C’est juste parce que deux jours avant j’avais pris un taxi, j’ai parlé au chauffeur, qui était pakistanais, qui m’a raconté un peu sa vie. J’ai réalisé que mon immigration c’était du coton.  Je viens d’un pays occidental dans un autre, je pouvais payer ce qu’il fallait, en plus je n’avais pas la barrière de la langue.

Et là tu vois des gens qui changent totalement de mode de vie, qui vont dans des mégapoles alors qu’ils habitaient dans un petit village, qui ont dû se saigner pour trouver l’argent pour faire ça, qui se retrouvent chauffeurs de taxi… Je trouvais ça tellement plus admirable, donc j’ai demandé à Moran de me faire un texte là-dessus.

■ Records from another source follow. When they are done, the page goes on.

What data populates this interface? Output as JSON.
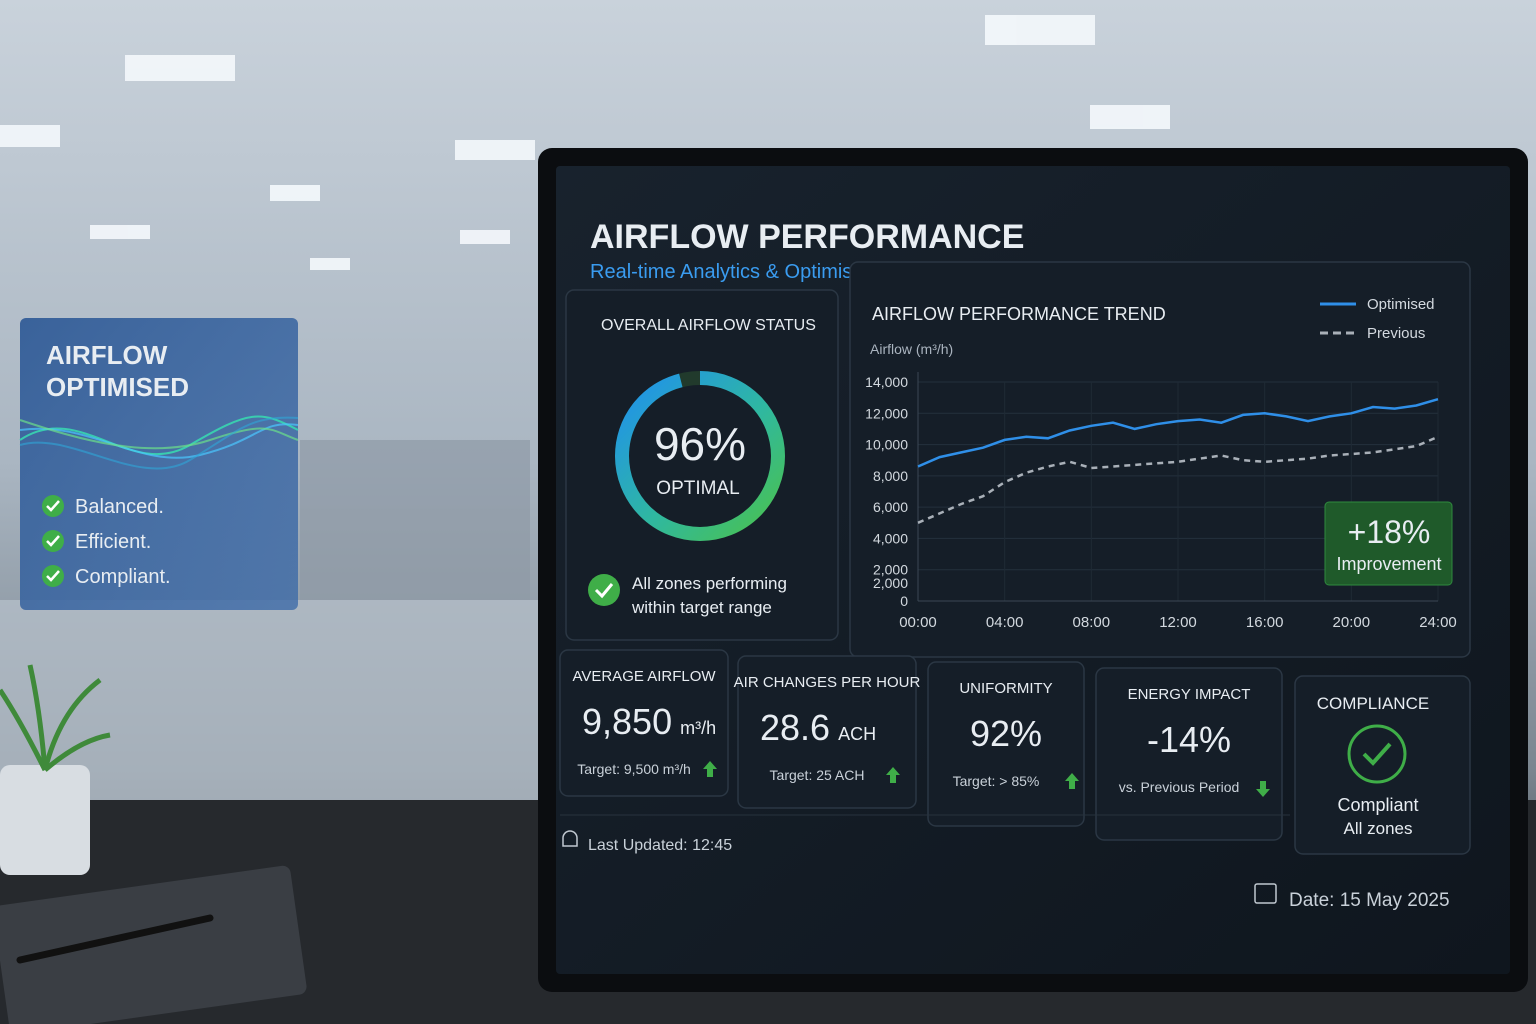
{
  "header": {
    "title": "AIRFLOW PERFORMANCE",
    "subtitle": "Real-time Analytics & Optimisation"
  },
  "side_card": {
    "title_lines": [
      "AIRFLOW",
      "OPTIMISED"
    ],
    "items": [
      "Balanced.",
      "Efficient.",
      "Compliant."
    ]
  },
  "status": {
    "title": "OVERALL AIRFLOW STATUS",
    "value": 96,
    "value_label": "96%",
    "state": "OPTIMAL",
    "note_lines": [
      "All zones performing",
      "within target range"
    ]
  },
  "trend": {
    "type": "line",
    "title": "AIRFLOW PERFORMANCE TREND",
    "y_label": "Airflow (m³/h)",
    "x": [
      0,
      1,
      2,
      3,
      4,
      5,
      6,
      7,
      8,
      9,
      10,
      11,
      12,
      13,
      14,
      15,
      16,
      17,
      18,
      19,
      20,
      21,
      22,
      23,
      24
    ],
    "xlim": [
      0,
      24
    ],
    "xticks": [
      {
        "value": 0,
        "label": "00:00"
      },
      {
        "value": 4,
        "label": "04:00"
      },
      {
        "value": 8,
        "label": "08:00"
      },
      {
        "value": 12,
        "label": "12:00"
      },
      {
        "value": 16,
        "label": "16:00"
      },
      {
        "value": 20,
        "label": "20:00"
      },
      {
        "value": 24,
        "label": "24:00"
      }
    ],
    "ylim": [
      0,
      14000
    ],
    "yticks": [
      {
        "value": 14000,
        "label": "14,000"
      },
      {
        "value": 12000,
        "label": "12,000"
      },
      {
        "value": 10000,
        "label": "10,000"
      },
      {
        "value": 8000,
        "label": "8,000"
      },
      {
        "value": 6000,
        "label": "6,000"
      },
      {
        "value": 4000,
        "label": "4,000"
      },
      {
        "value": 2000,
        "label": "2,000"
      },
      0
    ],
    "stray_tick_label": "2,000",
    "grid": true,
    "series": [
      {
        "name": "Optimised",
        "color": "#2f8fe8",
        "dash": false,
        "values": [
          8600,
          9200,
          9500,
          9800,
          10300,
          10500,
          10400,
          10900,
          11200,
          11400,
          11000,
          11300,
          11500,
          11600,
          11400,
          11900,
          12000,
          11800,
          11500,
          11800,
          12000,
          12400,
          12300,
          12500,
          12900
        ]
      },
      {
        "name": "Previous",
        "color": "#a9b0b8",
        "dash": true,
        "values": [
          5000,
          5600,
          6200,
          6700,
          7600,
          8200,
          8600,
          8900,
          8500,
          8600,
          8700,
          8800,
          8900,
          9100,
          9300,
          9000,
          8900,
          9000,
          9100,
          9300,
          9400,
          9500,
          9700,
          9900,
          10500
        ]
      }
    ],
    "badge": {
      "value": "+18%",
      "label": "Improvement"
    }
  },
  "kpis": [
    {
      "title": "AVERAGE AIRFLOW",
      "value": "9,850",
      "unit": "m³/h",
      "target": "Target: 9,500 m³/h",
      "trend": "up"
    },
    {
      "title": "AIR CHANGES PER HOUR",
      "value": "28.6",
      "unit": "ACH",
      "target": "Target: 25 ACH",
      "trend": "up"
    },
    {
      "title": "UNIFORMITY",
      "value": "92%",
      "target": "Target: > 85%",
      "trend": "up"
    },
    {
      "title": "ENERGY IMPACT",
      "value": "-14%",
      "target": "vs. Previous Period",
      "trend": "down"
    }
  ],
  "compliance": {
    "title": "COMPLIANCE",
    "state": "Compliant",
    "detail": "All zones"
  },
  "footer": {
    "last_updated": "Last Updated: 12:45",
    "date": "Date: 15 May 2025"
  }
}
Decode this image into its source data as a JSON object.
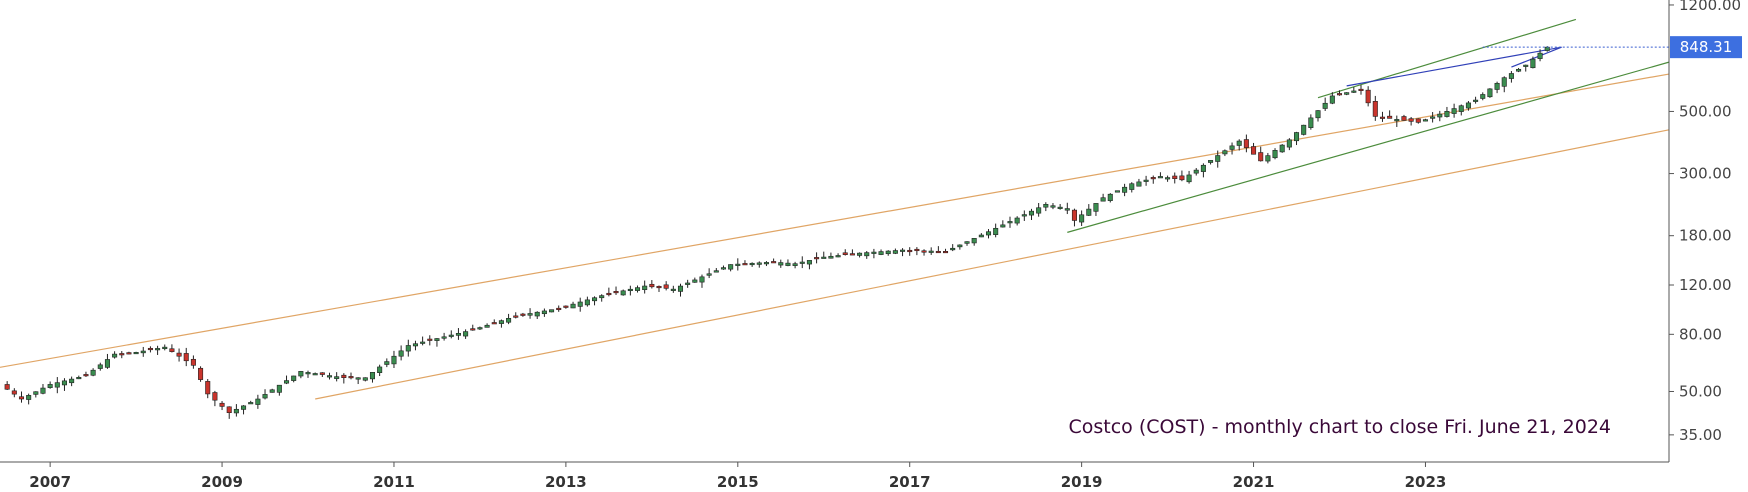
{
  "chart_data": {
    "type": "candlestick",
    "title": "Costco (COST) - monthly chart to close Fri. June 21, 2024",
    "xlabel": "",
    "ylabel": "",
    "y_scale": "log",
    "ylim": [
      28,
      1250
    ],
    "x_range": [
      "2006-06",
      "2025-11"
    ],
    "x_ticks": [
      "2007",
      "2009",
      "2011",
      "2013",
      "2015",
      "2017",
      "2019",
      "2021",
      "2023"
    ],
    "y_ticks": [
      35,
      50,
      80,
      120,
      180,
      300,
      500,
      1200
    ],
    "y_tick_labels": [
      "35.00",
      "50.00",
      "80.00",
      "120.00",
      "180.00",
      "300.00",
      "500.00",
      "1200.00"
    ],
    "last_price": 848.31,
    "last_price_label": "848.31",
    "up_color": "#3a8c4f",
    "down_color": "#c9342c",
    "anchors": [
      [
        "2006-06",
        53
      ],
      [
        "2006-09",
        47
      ],
      [
        "2007-01",
        53
      ],
      [
        "2007-06",
        57
      ],
      [
        "2007-10",
        68
      ],
      [
        "2008-01",
        69
      ],
      [
        "2008-05",
        72
      ],
      [
        "2008-09",
        62
      ],
      [
        "2008-11",
        49
      ],
      [
        "2009-02",
        42
      ],
      [
        "2009-06",
        47
      ],
      [
        "2009-12",
        59
      ],
      [
        "2010-06",
        56
      ],
      [
        "2010-09",
        56
      ],
      [
        "2011-03",
        73
      ],
      [
        "2011-12",
        83
      ],
      [
        "2012-06",
        93
      ],
      [
        "2012-12",
        99
      ],
      [
        "2013-06",
        110
      ],
      [
        "2013-12",
        119
      ],
      [
        "2014-04",
        116
      ],
      [
        "2014-12",
        142
      ],
      [
        "2015-06",
        145
      ],
      [
        "2015-09",
        143
      ],
      [
        "2016-01",
        151
      ],
      [
        "2016-06",
        156
      ],
      [
        "2016-12",
        160
      ],
      [
        "2017-06",
        158
      ],
      [
        "2017-12",
        186
      ],
      [
        "2018-08",
        233
      ],
      [
        "2018-11",
        225
      ],
      [
        "2018-12",
        204
      ],
      [
        "2019-04",
        246
      ],
      [
        "2019-08",
        276
      ],
      [
        "2019-12",
        293
      ],
      [
        "2020-03",
        285
      ],
      [
        "2020-08",
        348
      ],
      [
        "2020-11",
        392
      ],
      [
        "2021-02",
        333
      ],
      [
        "2021-06",
        396
      ],
      [
        "2021-12",
        568
      ],
      [
        "2022-04",
        600
      ],
      [
        "2022-06",
        480
      ],
      [
        "2022-12",
        457
      ],
      [
        "2023-05",
        512
      ],
      [
        "2023-08",
        549
      ],
      [
        "2023-12",
        660
      ],
      [
        "2024-03",
        732
      ],
      [
        "2024-06",
        848.31
      ]
    ],
    "trendlines": [
      {
        "name": "upper-channel",
        "color": "#e0a565",
        "points": [
          [
            "2006-06",
            61
          ],
          [
            "2025-11",
            680
          ]
        ]
      },
      {
        "name": "lower-channel",
        "color": "#e0a565",
        "points": [
          [
            "2010-02",
            47
          ],
          [
            "2025-11",
            430
          ]
        ]
      },
      {
        "name": "green-support",
        "color": "#4c8c3c",
        "points": [
          [
            "2018-11",
            185
          ],
          [
            "2025-11",
            750
          ]
        ]
      },
      {
        "name": "green-resistance",
        "color": "#4c8c3c",
        "points": [
          [
            "2021-10",
            560
          ],
          [
            "2024-10",
            1065
          ]
        ]
      },
      {
        "name": "wedge-top",
        "color": "#3040b8",
        "points": [
          [
            "2022-02",
            617
          ],
          [
            "2024-08",
            848
          ]
        ]
      },
      {
        "name": "wedge-bottom",
        "color": "#3040b8",
        "points": [
          [
            "2024-01",
            720
          ],
          [
            "2024-08",
            848
          ]
        ]
      }
    ]
  }
}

Il a longtemps travaillé, et un jour il est arrivé avec ça, et là j’étais aux anges.

Sors-tu.ca : Et pourquoi avoir terminé l’album avec Le bal des poulets, qui évoque un drame social ?

Daran : Je pensais que la fin de la chanson finissait bien l’album « Tic, Tac, Tic, Tac ».

Sors-tu.ca : C’est quand même une chanson très sombre…

Daran : Oui, mais ça arrive tous les jours à une centaine de personnes.

Sors-tu.ca : Et comment t’est venue l’idée de cette chanson ?

Daran : J’ai couru après Lebert pendant des semaines. Je lui ai dit que je voulais une chanson sur une fermeture d’usine, et cibler une personne dans ce cauchemar-là.  Les gens à qui on n’a pas appris à rebondir, on leur a appris que si tu changes de métier, tu es instable. Il y a d’ailleurs une grande différence avec ici. Quelqu’un qui a beaucoup d’expérience ici, on dit qu’il est adaptable. En France on dit qu’il est instable.

Et Pierre-Yves est arrivé avec cette merveille, et j’ai trouvé cela parfait. J’adore cette chanson.

Sors-tu.ca : Pourquoi as-tu choisi le titre de la chanson Le monde perdu comme titre de l’album ?

Daran : En fait je l’ai choisi pour des raisons qui n’ont aucun rapport avec la chanson. J’y vois plus l’insouciance perdue, l’enfance perdue.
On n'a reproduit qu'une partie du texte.